Linksaf, de Mispelstraat uit, rechts de Tomatenstraat in, heel even, weer linksaf de Perenstraat in, allebei straten die het hart niet sneller doen kloppen, vervolgens de Laan van Meerdervoort op, een hele tijd, met Kees van Alderwegen die jou heeft opgehaald. Was dat nog de koperen trekbel, toen, of al de bruine bakelieten met het gele knopje. Lagere school, koper; gymnasium, bakeliet – zou ik grofweg zeggen.
Brood mee. Er zijn nog weinig stoplichten; een, om precies te zijn. Ons voor- en achterlicht doen het; altijd. Wij steken onze hand uit als we linksof rechtsaf slaan. We weten niet dat het verkeer minder druk is – ja, hèhè, natuurlijk weten we dat niet: wie weet er nou hoe druk het verkeer is, in zijn jeugd.
Over de Laan van Meerdervoort, dus. Waar sloegen we linksaf ook al-
weer, de Reinkenstraat? Om de Obrechtstraat te nemen, een stille parallelstraat van de Laan van Meerdervoort, wat het tweede stoplicht scheelde. Parallelstraat die ten slotte overging, plusminus, in de Sweelinckstraat, waar het ‘s-Gravenhaagsch Chr. Gymnasium was, in twee negentiendeeeuwse villa’s, hoek Groothertoginnelaan. Fietsen in de fietsenstalling van de school, niet eens op slot. Vaag, de fiets waarop ik reed, het geluid van de dynamo, veel regen.
Je zou die route willen gaan, een keer maar, geeft niet welke, met de tas die je achterop had, de leren tas en de boeken en schriften die daarin zaten, en de zenuwachtigheid, over een proefwerk. Je zou willen weten waarover je praatte of zweeg met Kees van Alderwegen. De details van de dag. De kleren die je aanhebt. Is het nog de tijd van de twee hemden, ‘s winters, het witte katoenen, en het wollen gebreide, het zogenaamde wolletje? Grrr. En je sokken, waren die nog handgebreid, allemaal, evenals je trui? Tot wanneer, ongeveer, placht moeder de gaten in de sokken – zogenaamde knollen – nog te stoppen? Zaten er nog knopen aan je gulp, toen? Was er, in al je kleding, nog geen ritssluiting te bekennen? Hadden je schoenen nog leren zolen die verzoold werden door schoenmaker Nielen? Zat er een ceintuur om je regenjas, die je altijd sloot? Had je Vredestein banden en Bibia snelbinders? Heb jij, op de lagere school, nog van die melkdoppen om je spaken gehad? (Welnee. Dat was iets voor totaal andere jongens. Hoe kom je erbij dat ik zulke melkdoppen om mijn spaken gehad zou kunnen hebben!)
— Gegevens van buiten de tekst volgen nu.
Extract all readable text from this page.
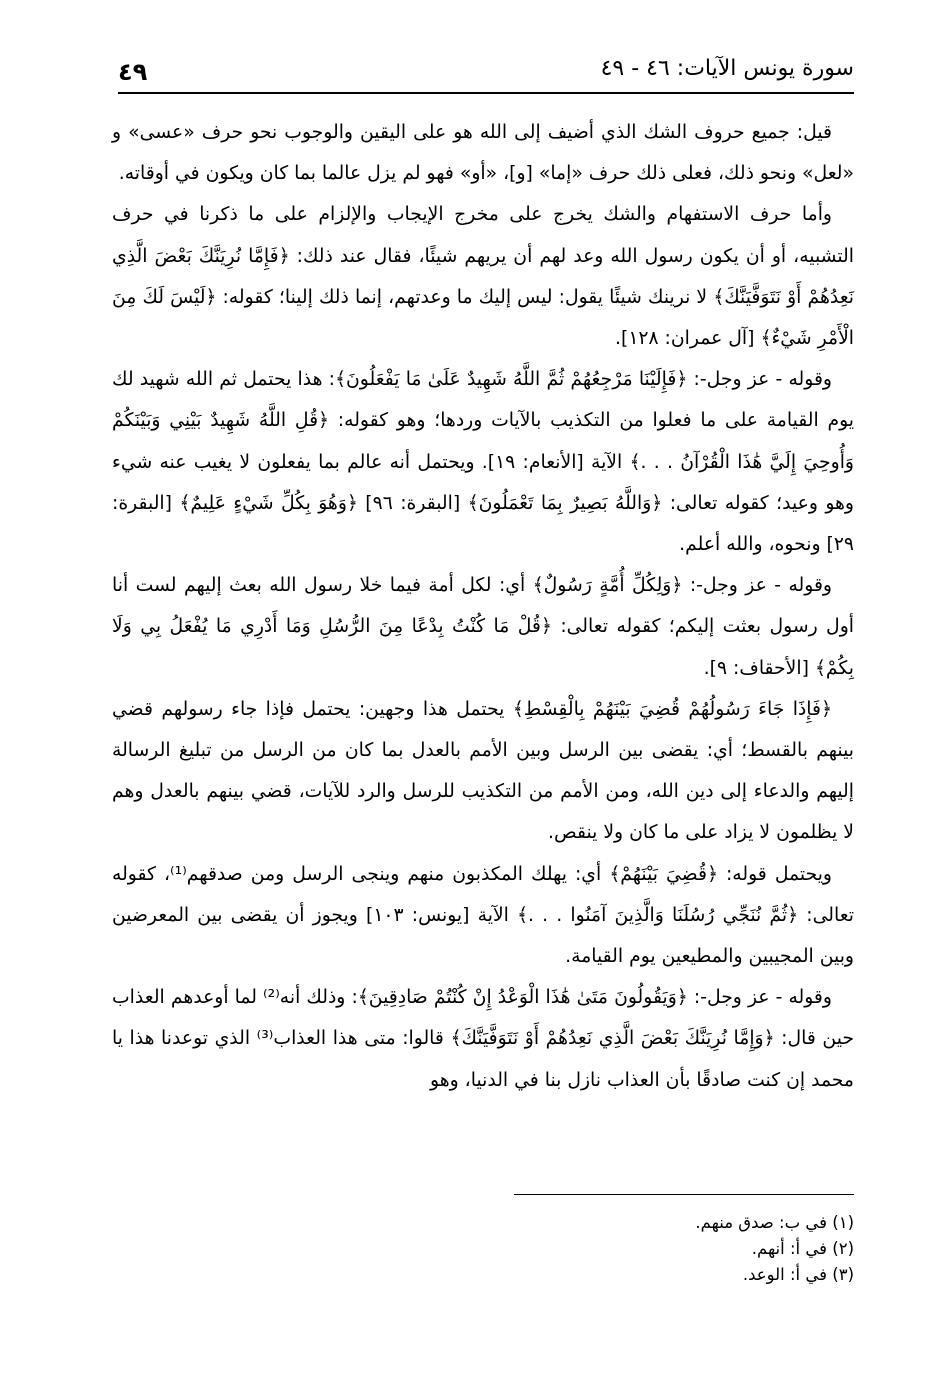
٤٩	سورة يونس الآيات: ٤٦ - ٤٩

قيل: جميع حروف الشك الذي أضيف إلى الله هو على اليقين والوجوب نحو حرف «عسى» و «لعل» ونحو ذلك، فعلى ذلك حرف «إما» [و]، «أو» فهو لم يزل عالما بما كان ويكون في أوقاته.

وأما حرف الاستفهام والشك يخرج على مخرج الإيجاب والإلزام على ما ذكرنا في حرف التشبيه، أو أن يكون رسول الله وعد لهم أن يريهم شيئًا، فقال عند ذلك: ﴿فَإِمَّا نُرِيَنَّكَ بَعْضَ الَّذِي نَعِدُهُمْ أَوْ نَتَوَفَّيَنَّكَ﴾ لا نرينك شيئًا يقول: ليس إليك ما وعدتهم، إنما ذلك إلينا؛ كقوله: ﴿لَيْسَ لَكَ مِنَ الْأَمْرِ شَيْءٌ﴾ [آل عمران: ١٢٨].

وقوله - عز وجل-: ﴿فَإِلَيْنَا مَرْجِعُهُمْ ثُمَّ اللَّهُ شَهِيدٌ عَلَىٰ مَا يَفْعَلُونَ﴾: هذا يحتمل ثم الله شهيد لك يوم القيامة على ما فعلوا من التكذيب بالآيات وردها؛ وهو كقوله: ﴿قُلِ اللَّهُ شَهِيدٌ بَيْنِي وَبَيْنَكُمْ وَأُوحِيَ إِلَيَّ هَٰذَا الْقُرْآنُ . . .﴾ الآية [الأنعام: ١٩]. ويحتمل أنه عالم بما يفعلون لا يغيب عنه شيء وهو وعيد؛ كقوله تعالى: ﴿وَاللَّهُ بَصِيرٌ بِمَا تَعْمَلُونَ﴾ [البقرة: ٩٦] ﴿وَهُوَ بِكُلِّ شَيْءٍ عَلِيمٌ﴾ [البقرة: ٢٩] ونحوه، والله أعلم.

وقوله - عز وجل-: ﴿وَلِكُلِّ أُمَّةٍ رَسُولٌ﴾ أي: لكل أمة فيما خلا رسول الله بعث إليهم لست أنا أول رسول بعثت إليكم؛ كقوله تعالى: ﴿قُلْ مَا كُنْتُ بِدْعًا مِنَ الرُّسُلِ وَمَا أَدْرِي مَا يُفْعَلُ بِي وَلَا بِكُمْ﴾ [الأحقاف: ٩].

﴿فَإِذَا جَاءَ رَسُولُهُمْ قُضِيَ بَيْنَهُمْ بِالْقِسْطِ﴾ يحتمل هذا وجهين: يحتمل فإذا جاء رسولهم قضي بينهم بالقسط؛ أي: يقضى بين الرسل وبين الأمم بالعدل بما كان من الرسل من تبليغ الرسالة إليهم والدعاء إلى دين الله، ومن الأمم من التكذيب للرسل والرد للآيات، قضي بينهم بالعدل وهم لا يظلمون لا يزاد على ما كان ولا ينقص.

ويحتمل قوله: ﴿قُضِيَ بَيْنَهُمْ﴾ أي: يهلك المكذبون منهم وينجى الرسل ومن صدقهم⁽¹⁾، كقوله تعالى: ﴿ثُمَّ نُنَجِّي رُسُلَنَا وَالَّذِينَ آمَنُوا . . .﴾ الآية [يونس: ١٠٣] ويجوز أن يقضى بين المعرضين وبين المجيبين والمطيعين يوم القيامة.

وقوله - عز وجل-: ﴿وَيَقُولُونَ مَتَىٰ هَٰذَا الْوَعْدُ إِنْ كُنْتُمْ صَادِقِينَ﴾: وذلك أنه⁽²⁾ لما أوعدهم العذاب حين قال: ﴿وَإِمَّا نُرِيَنَّكَ بَعْضَ الَّذِي نَعِدُهُمْ أَوْ نَتَوَفَّيَنَّكَ﴾ قالوا: متى هذا العذاب⁽³⁾ الذي توعدنا هذا يا محمد إن كنت صادقًا بأن العذاب نازل بنا في الدنيا، وهو

(١) في ب: صدق منهم.

(٢) في أ: أنهم.

(٣) في أ: الوعد.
Plastic zakjes met vier boterhammen, waarvan twee met speculaas. Dronken we niets? Ja, ik zou best een reünie willen beleggen, met Kees van Alderwegen, om zulke dingen; hier hoor je nou nooit eens wat over in het oudleerlingenblaadje. Ik geloof niet dat we iets dronken. Schoolkantines moesten nog uitgevonden worden. Er zat nog niets in karton. De balpen was streng verboden, maar de Bic zat al samen met de voorgeschreven vulpen in de etuis. Fietsen werden regelmatig schoongemaakt, en de allerijverigste onderhouders bezaten een flesje plus kwastje om aangetaste plekjes in het chroom bij te werken. Warm eten van de vorige dag werd, de volgende dag, ‘prakje’. Stukjes zeep die tot onhanteerbare omvang geslonken waren gingen in de klopper. Leraren schreven met stukjes krijt van soms nauwelijks een centimeter lengte. Pakken werden gekeerd. Broekspijpen met omslag werden uitgelegd, en lang stond moeder op de
strijkplank te persen om de vouw weg te krijgen. Wat natuurlijk nooit helemaal lukte. Je zag het direct: die jongen (ik dus) draagt een uitgelegde broek. (‘Jongen, heus, je ziet er echt niks van. Waar dan?’) Als boorden van overhemden grondig versleten waren, werd er – van midden onder achter uit het misschien wel speciaal daartoe asymmetrisch lange rugpand – een strook weggehaald om, als het overhemd ‘verder’ nog goed was, een nieuw boordje van te maken. Ware transplantaties, waarbij de factor arbeid, zoals gewoonlijk, niet geteld werd. De meeste overhemden waren wit. Niet-wit herenondergoed moest nog uitgevonden worden.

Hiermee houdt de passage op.